I think I bit off more than I can chew.
This winter has been a season of death, literal death, the ending of things as visceral and raw as they usually are metaphorical. Grief moves slowly, tendrils lacing into corners you forgot existed until you have to pull it up like a weed. The roots always survive.
I’ve taken more time for myself, less for creation, but the frost is melting and the light is warming and perhaps it’s apocalyptic, how early spring comes these days, but it’s here no matter how I feel about it. Things are changing. It’s time for me to change, too.

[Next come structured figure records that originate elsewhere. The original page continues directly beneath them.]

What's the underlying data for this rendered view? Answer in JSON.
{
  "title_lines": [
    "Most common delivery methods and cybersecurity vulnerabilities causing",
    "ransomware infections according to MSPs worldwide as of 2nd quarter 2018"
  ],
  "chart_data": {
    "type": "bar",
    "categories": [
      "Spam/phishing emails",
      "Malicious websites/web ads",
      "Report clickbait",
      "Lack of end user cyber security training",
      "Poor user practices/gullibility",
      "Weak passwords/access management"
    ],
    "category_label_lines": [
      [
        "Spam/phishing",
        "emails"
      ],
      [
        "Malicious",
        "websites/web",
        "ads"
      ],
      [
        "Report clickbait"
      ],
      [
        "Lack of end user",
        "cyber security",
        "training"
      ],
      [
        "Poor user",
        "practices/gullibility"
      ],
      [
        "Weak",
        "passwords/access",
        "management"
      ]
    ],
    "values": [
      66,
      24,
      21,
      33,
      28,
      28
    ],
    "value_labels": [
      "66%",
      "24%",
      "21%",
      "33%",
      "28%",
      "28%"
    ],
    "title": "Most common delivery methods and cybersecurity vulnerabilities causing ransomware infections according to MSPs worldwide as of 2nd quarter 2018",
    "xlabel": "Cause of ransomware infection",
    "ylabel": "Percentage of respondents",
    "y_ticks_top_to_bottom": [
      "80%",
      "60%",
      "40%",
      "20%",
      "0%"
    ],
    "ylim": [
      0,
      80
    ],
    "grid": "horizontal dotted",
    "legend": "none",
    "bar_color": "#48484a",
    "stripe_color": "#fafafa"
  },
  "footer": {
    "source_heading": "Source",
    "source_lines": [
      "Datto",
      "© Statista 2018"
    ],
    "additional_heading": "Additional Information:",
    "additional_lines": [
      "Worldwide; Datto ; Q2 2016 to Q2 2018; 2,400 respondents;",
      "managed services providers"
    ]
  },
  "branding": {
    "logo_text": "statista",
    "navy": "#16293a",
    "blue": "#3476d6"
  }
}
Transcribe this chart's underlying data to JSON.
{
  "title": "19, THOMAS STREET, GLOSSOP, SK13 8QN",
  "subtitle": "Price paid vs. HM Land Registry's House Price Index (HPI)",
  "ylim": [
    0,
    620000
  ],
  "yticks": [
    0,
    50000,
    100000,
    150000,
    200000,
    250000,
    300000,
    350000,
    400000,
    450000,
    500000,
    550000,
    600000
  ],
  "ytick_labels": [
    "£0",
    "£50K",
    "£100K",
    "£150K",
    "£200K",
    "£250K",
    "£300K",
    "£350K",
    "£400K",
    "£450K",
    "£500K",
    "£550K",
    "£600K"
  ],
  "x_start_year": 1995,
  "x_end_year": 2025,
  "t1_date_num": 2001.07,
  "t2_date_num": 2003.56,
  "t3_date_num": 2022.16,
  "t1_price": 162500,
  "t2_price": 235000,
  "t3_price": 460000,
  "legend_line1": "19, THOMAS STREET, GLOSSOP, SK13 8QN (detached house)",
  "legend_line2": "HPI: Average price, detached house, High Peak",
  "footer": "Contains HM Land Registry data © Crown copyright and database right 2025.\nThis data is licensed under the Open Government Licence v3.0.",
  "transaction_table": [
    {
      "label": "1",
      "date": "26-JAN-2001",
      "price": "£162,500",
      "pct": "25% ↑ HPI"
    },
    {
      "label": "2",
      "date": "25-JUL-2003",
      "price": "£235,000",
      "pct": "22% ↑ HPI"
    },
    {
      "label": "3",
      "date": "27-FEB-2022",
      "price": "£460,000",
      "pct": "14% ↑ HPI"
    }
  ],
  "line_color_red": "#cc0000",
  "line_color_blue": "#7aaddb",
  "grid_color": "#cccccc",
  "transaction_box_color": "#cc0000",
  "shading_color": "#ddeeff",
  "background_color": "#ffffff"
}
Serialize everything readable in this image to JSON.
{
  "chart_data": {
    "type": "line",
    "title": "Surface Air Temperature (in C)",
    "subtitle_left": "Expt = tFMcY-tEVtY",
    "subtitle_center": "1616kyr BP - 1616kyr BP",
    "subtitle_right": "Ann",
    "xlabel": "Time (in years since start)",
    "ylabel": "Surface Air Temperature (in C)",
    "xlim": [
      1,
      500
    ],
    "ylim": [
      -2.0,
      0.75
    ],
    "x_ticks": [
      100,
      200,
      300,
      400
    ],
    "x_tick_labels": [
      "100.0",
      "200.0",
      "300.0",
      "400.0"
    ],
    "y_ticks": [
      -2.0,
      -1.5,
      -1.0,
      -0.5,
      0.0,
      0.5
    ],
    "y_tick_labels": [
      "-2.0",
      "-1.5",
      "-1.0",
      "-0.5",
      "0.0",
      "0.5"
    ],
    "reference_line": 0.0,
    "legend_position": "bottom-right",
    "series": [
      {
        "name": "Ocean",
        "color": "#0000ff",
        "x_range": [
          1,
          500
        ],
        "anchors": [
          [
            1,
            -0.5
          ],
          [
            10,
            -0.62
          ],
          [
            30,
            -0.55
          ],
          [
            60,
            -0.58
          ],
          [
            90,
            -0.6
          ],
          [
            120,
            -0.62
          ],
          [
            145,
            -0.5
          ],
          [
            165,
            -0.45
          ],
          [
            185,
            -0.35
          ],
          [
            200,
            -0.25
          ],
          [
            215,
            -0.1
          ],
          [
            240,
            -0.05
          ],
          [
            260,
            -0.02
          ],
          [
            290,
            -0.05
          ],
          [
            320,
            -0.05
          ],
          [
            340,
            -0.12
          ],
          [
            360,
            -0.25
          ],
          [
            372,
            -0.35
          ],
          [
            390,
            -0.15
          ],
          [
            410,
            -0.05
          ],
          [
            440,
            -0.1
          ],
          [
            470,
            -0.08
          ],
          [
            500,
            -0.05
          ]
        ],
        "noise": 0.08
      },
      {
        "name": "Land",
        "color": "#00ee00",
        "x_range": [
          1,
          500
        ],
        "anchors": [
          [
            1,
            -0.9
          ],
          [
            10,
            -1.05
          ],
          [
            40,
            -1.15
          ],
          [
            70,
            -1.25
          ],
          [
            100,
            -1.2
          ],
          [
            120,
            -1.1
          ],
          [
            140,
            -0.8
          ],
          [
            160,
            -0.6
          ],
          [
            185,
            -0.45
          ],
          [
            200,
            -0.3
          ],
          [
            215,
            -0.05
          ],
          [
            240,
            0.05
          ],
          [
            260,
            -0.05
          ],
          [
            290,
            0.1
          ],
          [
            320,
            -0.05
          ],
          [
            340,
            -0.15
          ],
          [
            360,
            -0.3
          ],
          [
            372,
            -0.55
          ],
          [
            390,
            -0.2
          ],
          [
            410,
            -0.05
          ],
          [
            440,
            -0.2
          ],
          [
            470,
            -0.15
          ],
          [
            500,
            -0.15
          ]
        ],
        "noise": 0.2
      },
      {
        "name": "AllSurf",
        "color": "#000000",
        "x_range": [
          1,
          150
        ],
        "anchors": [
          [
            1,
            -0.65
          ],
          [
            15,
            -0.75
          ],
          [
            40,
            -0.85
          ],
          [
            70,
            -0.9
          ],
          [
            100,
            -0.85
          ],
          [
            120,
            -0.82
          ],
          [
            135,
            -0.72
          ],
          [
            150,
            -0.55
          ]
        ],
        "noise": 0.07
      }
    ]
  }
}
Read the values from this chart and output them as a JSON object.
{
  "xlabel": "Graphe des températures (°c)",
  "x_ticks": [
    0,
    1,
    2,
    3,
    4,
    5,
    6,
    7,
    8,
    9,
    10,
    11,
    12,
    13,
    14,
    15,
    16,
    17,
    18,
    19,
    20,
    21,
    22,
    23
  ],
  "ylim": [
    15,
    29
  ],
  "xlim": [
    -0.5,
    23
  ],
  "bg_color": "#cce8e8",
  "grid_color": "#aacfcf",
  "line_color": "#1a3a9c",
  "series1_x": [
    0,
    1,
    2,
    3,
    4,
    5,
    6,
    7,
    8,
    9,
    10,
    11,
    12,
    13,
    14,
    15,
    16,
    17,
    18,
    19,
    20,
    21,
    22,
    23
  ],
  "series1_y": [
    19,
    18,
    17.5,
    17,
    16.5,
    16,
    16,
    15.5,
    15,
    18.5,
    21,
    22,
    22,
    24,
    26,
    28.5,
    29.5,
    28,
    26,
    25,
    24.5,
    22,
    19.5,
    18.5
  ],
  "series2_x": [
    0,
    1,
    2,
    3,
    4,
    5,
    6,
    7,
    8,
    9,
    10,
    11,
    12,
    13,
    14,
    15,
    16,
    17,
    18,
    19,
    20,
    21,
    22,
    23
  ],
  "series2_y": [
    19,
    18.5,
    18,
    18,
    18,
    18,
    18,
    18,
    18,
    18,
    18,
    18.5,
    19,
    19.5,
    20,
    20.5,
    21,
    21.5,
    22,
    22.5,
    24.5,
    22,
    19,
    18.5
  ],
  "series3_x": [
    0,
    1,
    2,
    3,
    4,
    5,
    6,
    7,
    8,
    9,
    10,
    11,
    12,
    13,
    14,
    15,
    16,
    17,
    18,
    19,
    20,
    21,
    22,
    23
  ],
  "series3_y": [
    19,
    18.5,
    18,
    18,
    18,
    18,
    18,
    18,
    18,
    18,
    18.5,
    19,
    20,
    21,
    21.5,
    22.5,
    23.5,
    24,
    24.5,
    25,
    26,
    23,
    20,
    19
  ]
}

I need to start creating more. Need to for my own well-being, not in the sense that I feel an obligation to or a need driven by other’s approval. I don’t suppose I ought to. I need to. I need it like I need air and food and sleep and community. I think sometimes about hands on walls, on how the earliest evidence we have of human civilization is art. It is perhaps the most basic impulse we have.
But I’ve never stopped having ideas. I want to bring them all to light, like little flowers in a garden. I want them all to bloom. I think there’s tremendous potential in embracing the emotional impact of a short story. Not every good idea I have needs to be a whole novel. But there’s still so many ideas, so many concepts, so many images I want to carve into the world.
I have to move forward the same way I always do: carefully. Intentionally. With color-coordinated office supplies, probably. A novel, a collection of vignettes, an anthology of shorts, a short, a short, a short. Poetry. I don’t write much poetry, and what does come out is more of the “notes app poetry” variety than the award-winning kind. But it has to come out, somehow. That, in particular, is a feeling I know.
Everything that exists has to end. But everything that you want to exist has to start, too.